Some people say that private, permissioned blockchains (as you may imagine Fossil to be) are inherently problematic by the very reason that they don’t bake anonymous contribution into their core. The very existence of an RBAC is a moving piece that can break. Isn’t it better, the argument goes, to have a system that works even in the face of anonymous contribution, so that you don’t need an RBAC? Cryptocurrencies do this, for example: anyone can “mine” a new coin and push it into the blockchain, and there is no central authority restricting the transfer of cryptocurrency from one user to another.

We can draw an analogy to encryption, where an algorithm is considered inherently insecure if it depends on keeping any information from an attacker other than the key. Encryption schemes that do otherwise are derided as “security through obscurity.”

You may be wondering what any of this has to do with whether Fossil is a blockchain, but that is exactly the point: all of this is outside Fossil’s core hash-chained repository data structure. If you take the position that you don’t have a “blockchain” unless it allows anonymous contribution, with any needed restrictions provided only by the very structure of the managed data, then Fossil does not qualify.

Why do some people care about this distinction? Consider Bitcoin, wherein an anonymous user cannot spam the blockchain with bogus coins because its proof-of-work protocol allows such coins to be rejected immediately. There is no equivalent in Fossil: it has no technology that allows the receiving server to look at the content of a commit and automatically judge it to be “good.” Fossil relies on its RBAC system to provide such distinctions: if you have a commit bit, your commits are ipso facto judged “good,” insofar as any human work product can be so judged by a blob of compiled C code. This takes us back to the digital ledger question, where we can talk about what it means to later correct a bad commit that got through the RBAC check.

We may be willing to accept pseudonymity, rather than full anonymity. If we configure Fossil as above, either bypassing the RBAC or abandoning human control over it, scrubbing IP addresses, etc., is it then a public permissionless blockchain in that sense?

We think not, because there is no longest chain rule or anything like it in Fossil.

For a fair model of how a Fossil repository might behave under such conditions, consider GitHub: here one user can fork another’s repository and make an arbitrary number of commits to their public fork. Imagine this happens 10 times. How does someone come along later and automatically evaluate which of the 11 forks of the code (counting the original repository among their number) is the “best” one? For a computer software project, the best we could do to approximate this devolves to a software project cost estimation problem. These methods are rather questionable in their own right, being mathematical judgement values on human work products, but even if we accept their usefulness, then we still cannot say which fork is better based solely on their scores under these metrics. We may well prefer to use the fork of a software program that took less effort, being smaller, more self-contained, and with a smaller attack surface.

Conclusion

This author believes it is technologically indefensible to call Fossil a “blockchain” in any sense likely to be understood by a majority of those you’re communicating with.
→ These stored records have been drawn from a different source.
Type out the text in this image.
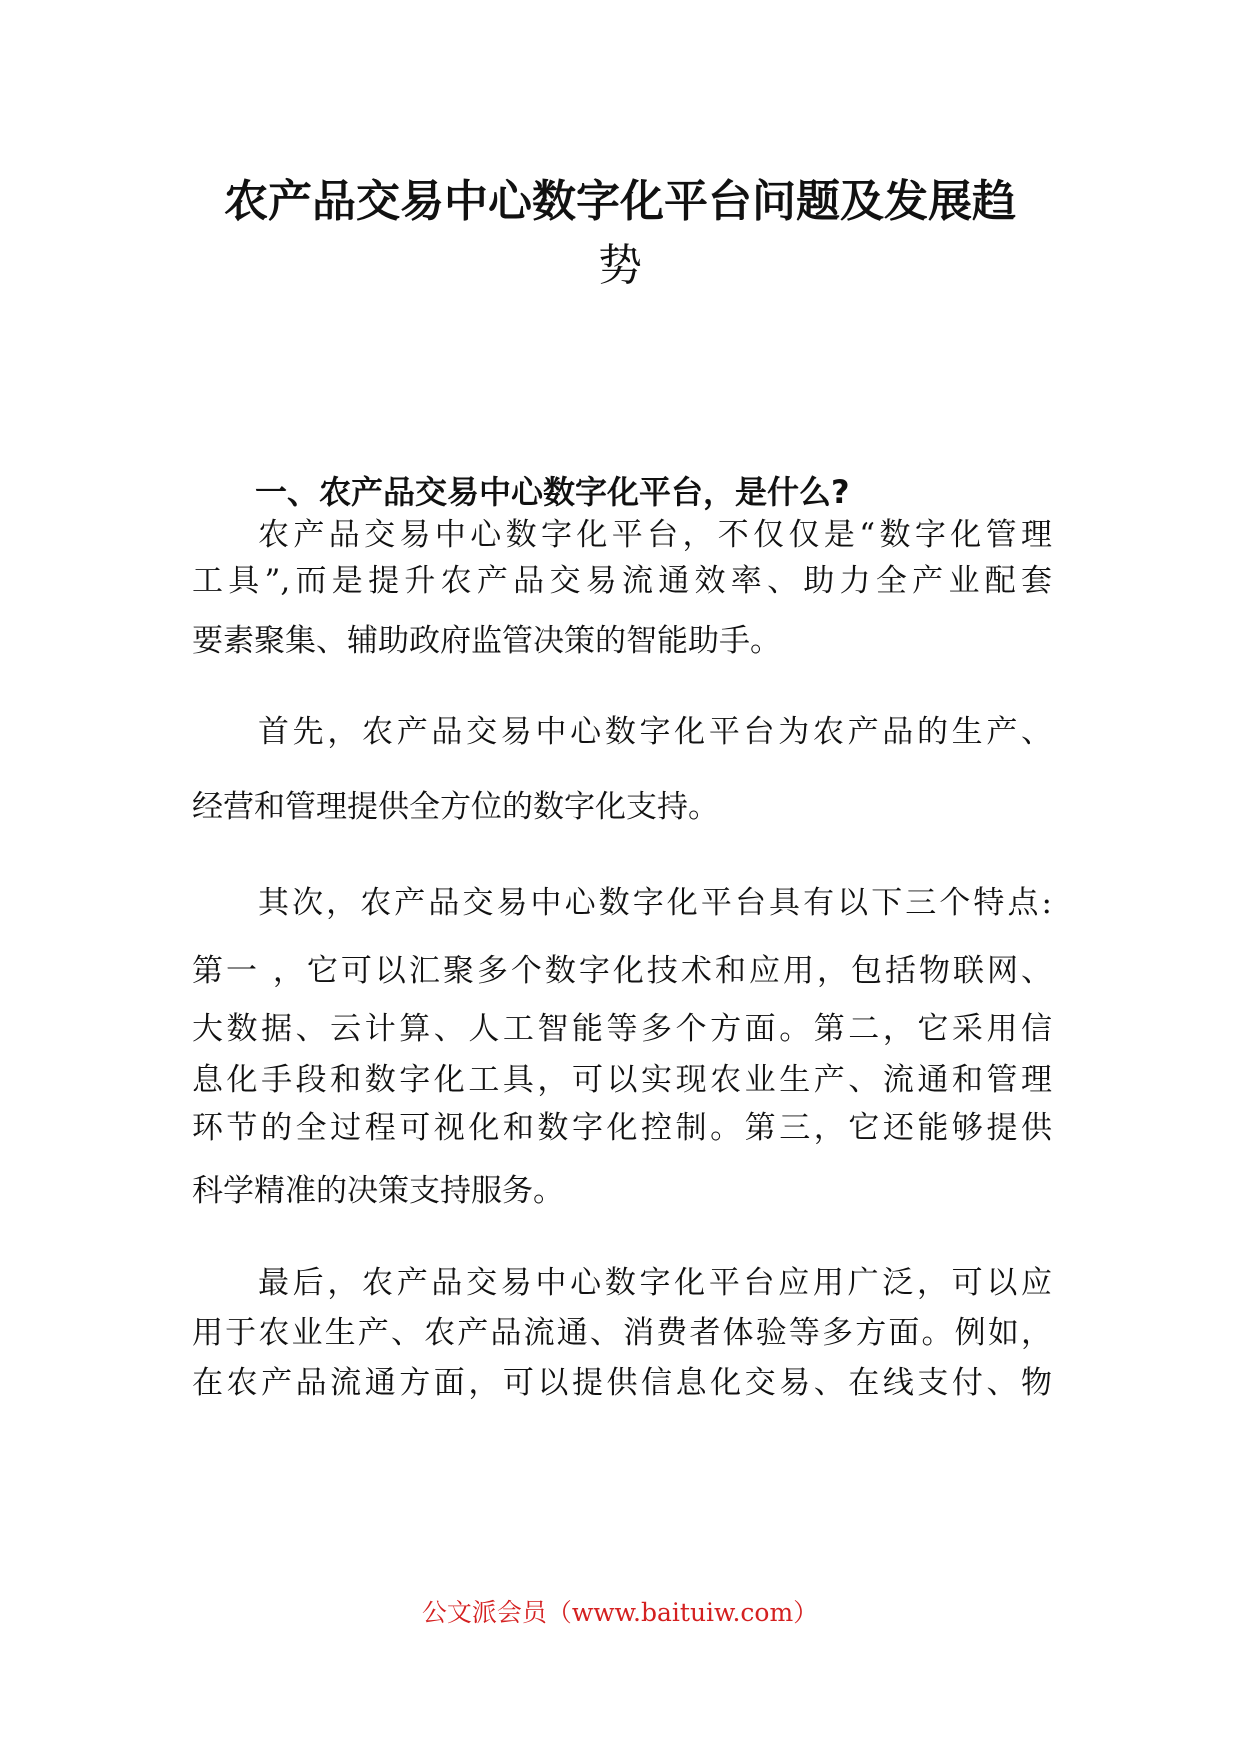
农产品交易中心数字化平台问题及发展趋
势
一、农产品交易中心数字化平台，是什么?

农产品交易中心数字化平台，不仅仅是“数字化管理

工具”,而是提升农产品交易流通效率、助力全产业配套

要素聚集、辅助政府监管决策的智能助手。

首先，农产品交易中心数字化平台为农产品的生产、

经营和管理提供全方位的数字化支持。

其次，农产品交易中心数字化平台具有以下三个特点:

第一 ，它可以汇聚多个数字化技术和应用，包括物联网、

大数据、云计算、人工智能等多个方面。第二，它采用信

息化手段和数字化工具，可以实现农业生产、流通和管理

环节的全过程可视化和数字化控制。第三，它还能够提供

科学精准的决策支持服务。

最后，农产品交易中心数字化平台应用广泛，可以应

用于农业生产、农产品流通、消费者体验等多方面。例如，

在农产品流通方面，可以提供信息化交易、在线支付、物

公文派会员（www.baituiw.com）
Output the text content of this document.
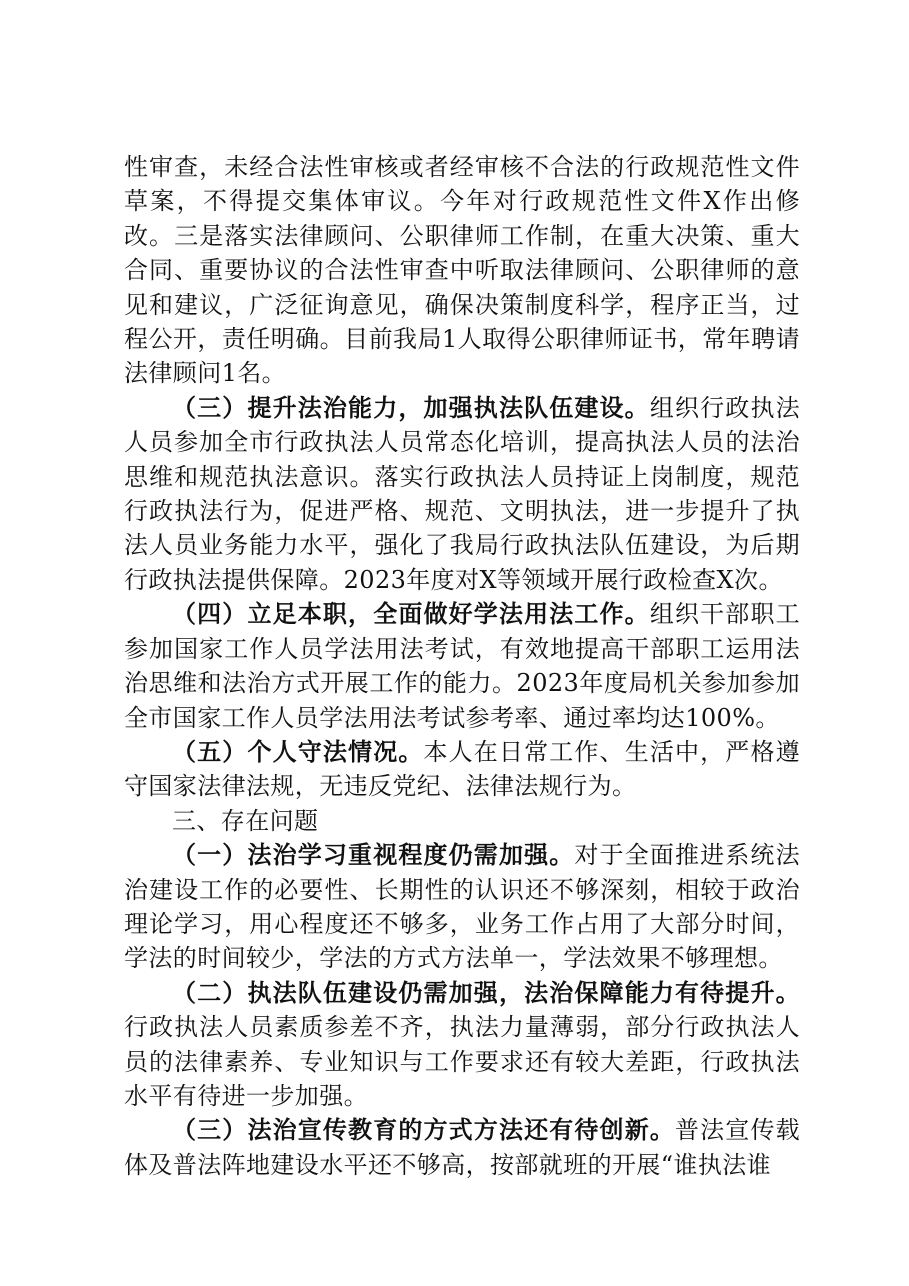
性审查，未经合法性审核或者经审核不合法的行政规范性文件草案，不得提交集体审议。今年对行政规范性文件X作出修改。三是落实法律顾问、公职律师工作制，在重大决策、重大合同、重要协议的合法性审查中听取法律顾问、公职律师的意见和建议，广泛征询意见，确保决策制度科学，程序正当，过程公开，责任明确。目前我局1人取得公职律师证书，常年聘请法律顾问1名。

（三）提升法治能力，加强执法队伍建设。组织行政执法人员参加全市行政执法人员常态化培训，提高执法人员的法治思维和规范执法意识。落实行政执法人员持证上岗制度，规范行政执法行为，促进严格、规范、文明执法，进一步提升了执法人员业务能力水平，强化了我局行政执法队伍建设，为后期行政执法提供保障。2023年度对X等领域开展行政检查X次。

（四）立足本职，全面做好学法用法工作。组织干部职工参加国家工作人员学法用法考试，有效地提高干部职工运用法治思维和法治方式开展工作的能力。2023年度局机关参加参加全市国家工作人员学法用法考试参考率、通过率均达100%。

（五）个人守法情况。本人在日常工作、生活中，严格遵守国家法律法规，无违反党纪、法律法规行为。

三、存在问题

（一）法治学习重视程度仍需加强。对于全面推进系统法治建设工作的必要性、长期性的认识还不够深刻，相较于政治理论学习，用心程度还不够多，业务工作占用了大部分时间，学法的时间较少，学法的方式方法单一，学法效果不够理想。

（二）执法队伍建设仍需加强，法治保障能力有待提升。行政执法人员素质参差不齐，执法力量薄弱，部分行政执法人员的法律素养、专业知识与工作要求还有较大差距，行政执法水平有待进一步加强。

（三）法治宣传教育的方式方法还有待创新。普法宣传载体及普法阵地建设水平还不够高，按部就班的开展“谁执法谁
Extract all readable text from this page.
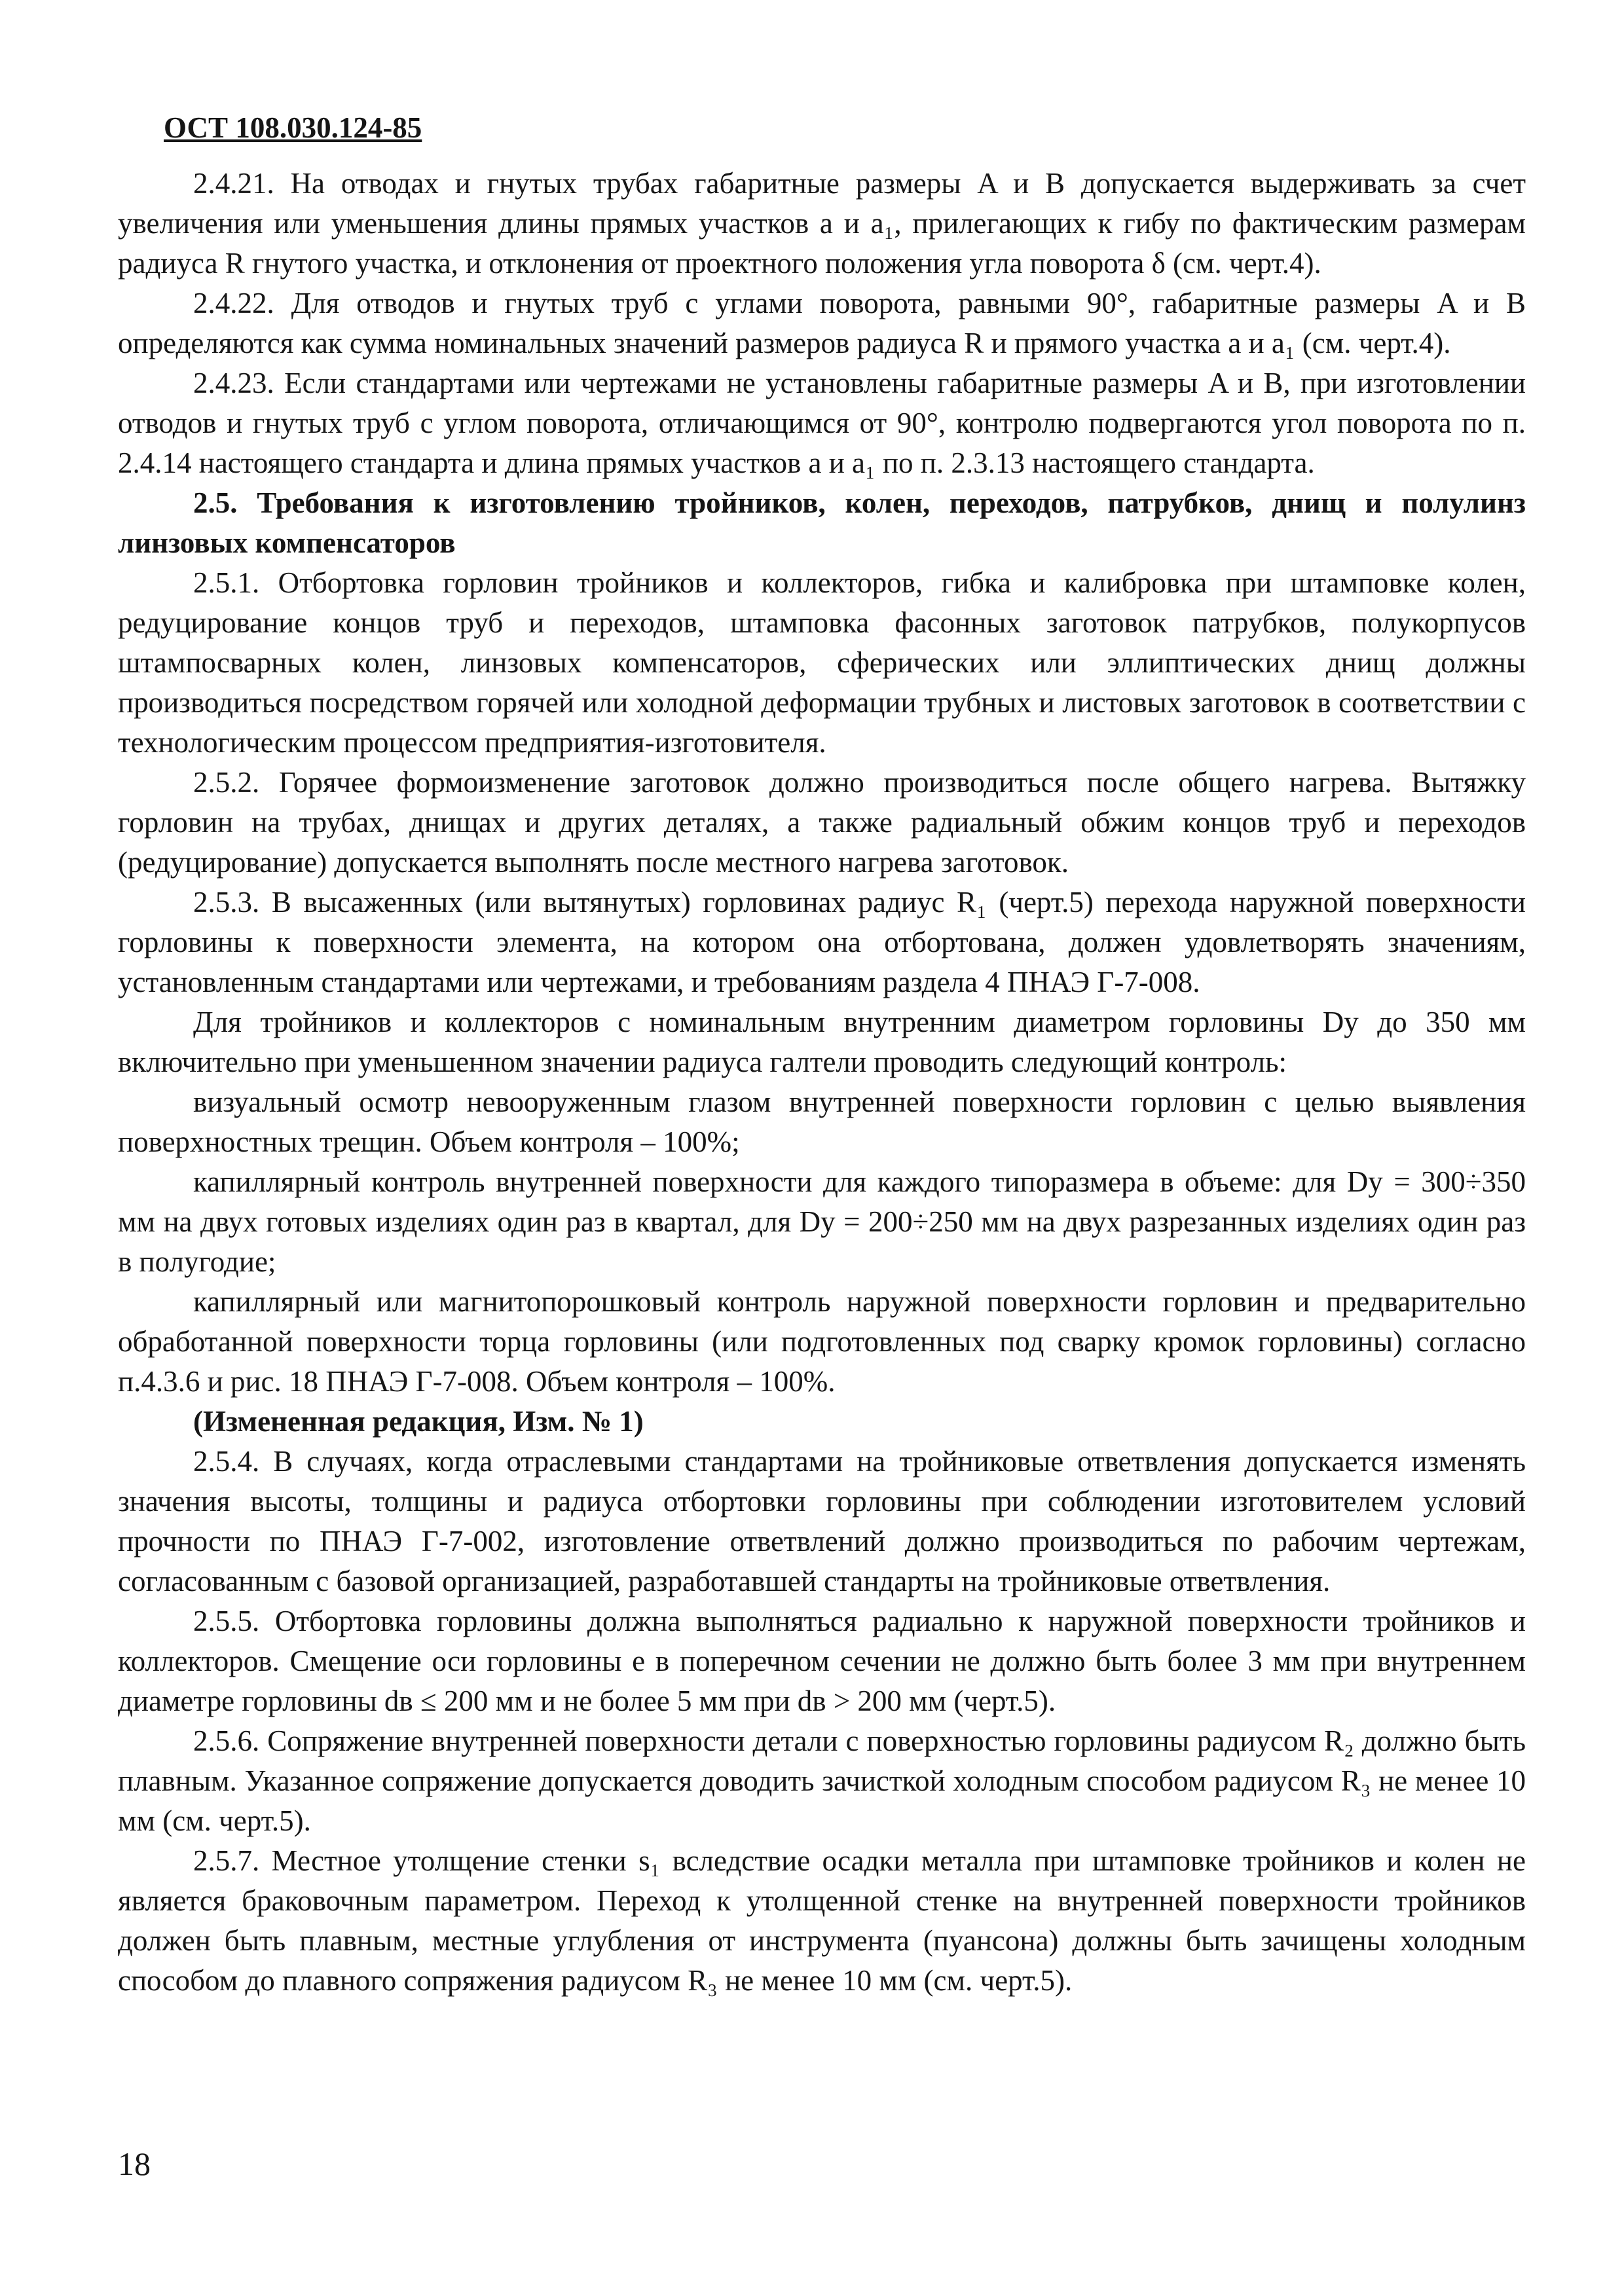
ОСТ 108.030.124-85

2.4.21. На отводах и гнутых трубах габаритные размеры A и B допускается выдерживать за счет увеличения или уменьшения длины прямых участков a и a₁, прилегающих к гибу по фактическим размерам радиуса R гнутого участка, и отклонения от проектного положения угла поворота δ (см. черт.4).

2.4.22. Для отводов и гнутых труб с углами поворота, равными 90°, габаритные размеры A и B определяются как сумма номинальных значений размеров радиуса R и прямого участка a и a₁ (см. черт.4).

2.4.23. Если стандартами или чертежами не установлены габаритные размеры A и B, при изготовлении отводов и гнутых труб с углом поворота, отличающимся от 90°, контролю подвергаются угол поворота по п. 2.4.14 настоящего стандарта и длина прямых участков a и a₁ по п. 2.3.13 настоящего стандарта.

2.5. Требования к изготовлению тройников, колен, переходов, патрубков, днищ и полулинз линзовых компенсаторов

2.5.1. Отбортовка горловин тройников и коллекторов, гибка и калибровка при штамповке колен, редуцирование концов труб и переходов, штамповка фасонных заготовок патрубков, полукорпусов штампосварных колен, линзовых компенсаторов, сферических или эллиптических днищ должны производиться посредством горячей или холодной деформации трубных и листовых заготовок в соответствии с технологическим процессом предприятия-изготовителя.

2.5.2. Горячее формоизменение заготовок должно производиться после общего нагрева. Вытяжку горловин на трубах, днищах и других деталях, а также радиальный обжим концов труб и переходов (редуцирование) допускается выполнять после местного нагрева заготовок.

2.5.3. В высаженных (или вытянутых) горловинах радиус R₁ (черт.5) перехода наружной поверхности горловины к поверхности элемента, на котором она отбортована, должен удовлетворять значениям, установленным стандартами или чертежами, и требованиям раздела 4 ПНАЭ Г-7-008.

Для тройников и коллекторов с номинальным внутренним диаметром горловины Dу до 350 мм включительно при уменьшенном значении радиуса галтели проводить следующий контроль:

визуальный осмотр невооруженным глазом внутренней поверхности горловин с целью выявления поверхностных трещин. Объем контроля – 100%;

капиллярный контроль внутренней поверхности для каждого типоразмера в объеме: для Dу = 300÷350 мм на двух готовых изделиях один раз в квартал, для Dу = 200÷250 мм на двух разрезанных изделиях один раз в полугодие;

капиллярный или магнитопорошковый контроль наружной поверхности горловин и предварительно обработанной поверхности торца горловины (или подготовленных под сварку кромок горловины) согласно п.4.3.6 и рис. 18 ПНАЭ Г-7-008. Объем контроля – 100%.

(Измененная редакция, Изм. № 1)

2.5.4. В случаях, когда отраслевыми стандартами на тройниковые ответвления допускается изменять значения высоты, толщины и радиуса отбортовки горловины при соблюдении изготовителем условий прочности по ПНАЭ Г-7-002, изготовление ответвлений должно производиться по рабочим чертежам, согласованным с базовой организацией, разработавшей стандарты на тройниковые ответвления.

2.5.5. Отбортовка горловины должна выполняться радиально к наружной поверхности тройников и коллекторов. Смещение оси горловины e в поперечном сечении не должно быть более 3 мм при внутреннем диаметре горловины dв ≤ 200 мм и не более 5 мм при dв > 200 мм (черт.5).

2.5.6. Сопряжение внутренней поверхности детали с поверхностью горловины радиусом R₂ должно быть плавным. Указанное сопряжение допускается доводить зачисткой холодным способом радиусом R₃ не менее 10 мм (см. черт.5).

2.5.7. Местное утолщение стенки s₁ вследствие осадки металла при штамповке тройников и колен не является браковочным параметром. Переход к утолщенной стенке на внутренней поверхности тройников должен быть плавным, местные углубления от инструмента (пуансона) должны быть зачищены холодным способом до плавного сопряжения радиусом R₃ не менее 10 мм (см. черт.5).

18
Within a certain narrow scope, you can defend this usage, but if you do that, you’ve failed any goal that requires clear communication: it doesn’t work to use a term in a nonstandard way just because you can defend it. The people you’re communicating your ideas to must have the same concept of the terms you use.

What term should you use instead? Fossil stores a DAG of hash-chained commits, so an indisputably correct term is a Merkle tree, named after its inventor. You could also use the more generic term “hash tree.”

Fossil is a technological peer to many common sorts of blockchain technology. There is a lot of overlap in concepts and implementation details, but when speaking of what most people understand as “blockchain,” Fossil is not that.